Postado em 18 dEurope/London maio dEurope/London 2009

Fonte: The Nation

Por William Greider

O que você promete a um povo a quem foi dito que poderia fazer o que quisesse, que foi repetidas vezes congratulado por viver na melhor de todas as circunstâncias possíveis? Como dizer agora que “os bons tempos” não voltarão? Os estadunidenses precisam de uma nova visão que os ajude a lidar com a realidade, uma história promissora do futuro que os ajude a superar o passado. O que é preciso na vida do povo dos Estados Unidos é uma redefinição dos conceitos de “vida, liberdade e busca da felicidade”. A análise é do jornalista político William Greider.

Como entendeu Franklin Roosevelt, os estadunidenses adiarão benefícios imediatos e experimentarão sacrifícios pesados – se conseguirem – à medida que forem convencidos de que o futuro pode ser melhor que o passado. Nós estamos, porém, frente a um problema muitíssimo mais difícil em nosso momento na história. O que você promete a um povo a quem foi dito que poderia fazer o que quisesse, que foi repetidas vezes congratulado por viver na melhor de todas as circunstâncias possíveis? Como dizer agora que “os bons tempos”, assim como os conhecemos, não voltarão? Os estadunidenses precisam de uma nova visão que os ajude a lidar com a realidade, uma história promissora do futuro que os ajude a superar o passado.
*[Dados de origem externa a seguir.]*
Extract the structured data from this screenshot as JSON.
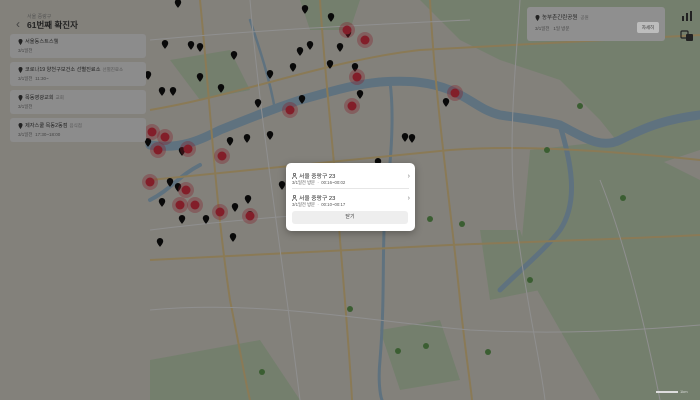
{
  "panel": {
    "subtitle": "서울 중랑구",
    "title": "61번째 확진자",
    "back_icon": "chevron-left-icon",
    "visits": [
      {
        "name": "서울동스트스웰",
        "tag": "",
        "date": "3/1일전",
        "time": ""
      },
      {
        "name": "코로나19 양천구보건소 선별진료소",
        "tag": "선별진료소",
        "date": "3/1일전",
        "time": "11:30~"
      },
      {
        "name": "목동영광교회",
        "tag": "교회",
        "date": "3/1일전",
        "time": ""
      },
      {
        "name": "제자스쿨 목동2동점",
        "tag": "음식점",
        "date": "3/1일전",
        "time": "17:30~18:00"
      }
    ]
  },
  "right_card": {
    "name": "농부촌긴린공원",
    "tag": "공원",
    "date": "3/1일전",
    "visit": "1일 방문",
    "button": "자세히"
  },
  "top_icons": [
    "chart-icon",
    "translate-icon"
  ],
  "modal": {
    "rows": [
      {
        "title": "서울 중랑구 23",
        "date": "3/1일전 방문",
        "time": "00:16~00:02"
      },
      {
        "title": "서울 중랑구 23",
        "date": "3/1일전 방문",
        "time": "00:10~00:17"
      }
    ],
    "close": "닫기"
  },
  "map": {
    "scale_label": "1km",
    "colors": {
      "red_marker": "#e8364a",
      "black_marker": "#111111",
      "river": "#9fc4df"
    }
  }
}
Eis aqui uma grande visão que eu sugiro os americanos podem perseguir: o direito de todos os cidadãos a vidas engrandecidas. Não a ficar mais rico do que o próximo ou acumular necessariamente mais e mais porcarias, mas o direito a viver a vida plenamente e a se engajar expansivamente nas possibilidades elementares da existência humana. Essa é a essência do que muitos, agora, parecem almejar em suas vidas. As pessoas – mesmo as bem sucedidas e afluentes – estão frustradas por causa das dimensões intangíveis que a vida assumiu ou deslocou, em grande ou pequena escala, pressionada pelas exigências implacáveis do sistema econômico de maximizar a produção de lucros e de riqueza. Nossas verdades morais comuns têm sido destruídas em nome de grandes recompensas. Os aspectos mais leves da experiência mortal estão diminuídos porque a própria vida não está tabulada na contabilidade do sistema econômico.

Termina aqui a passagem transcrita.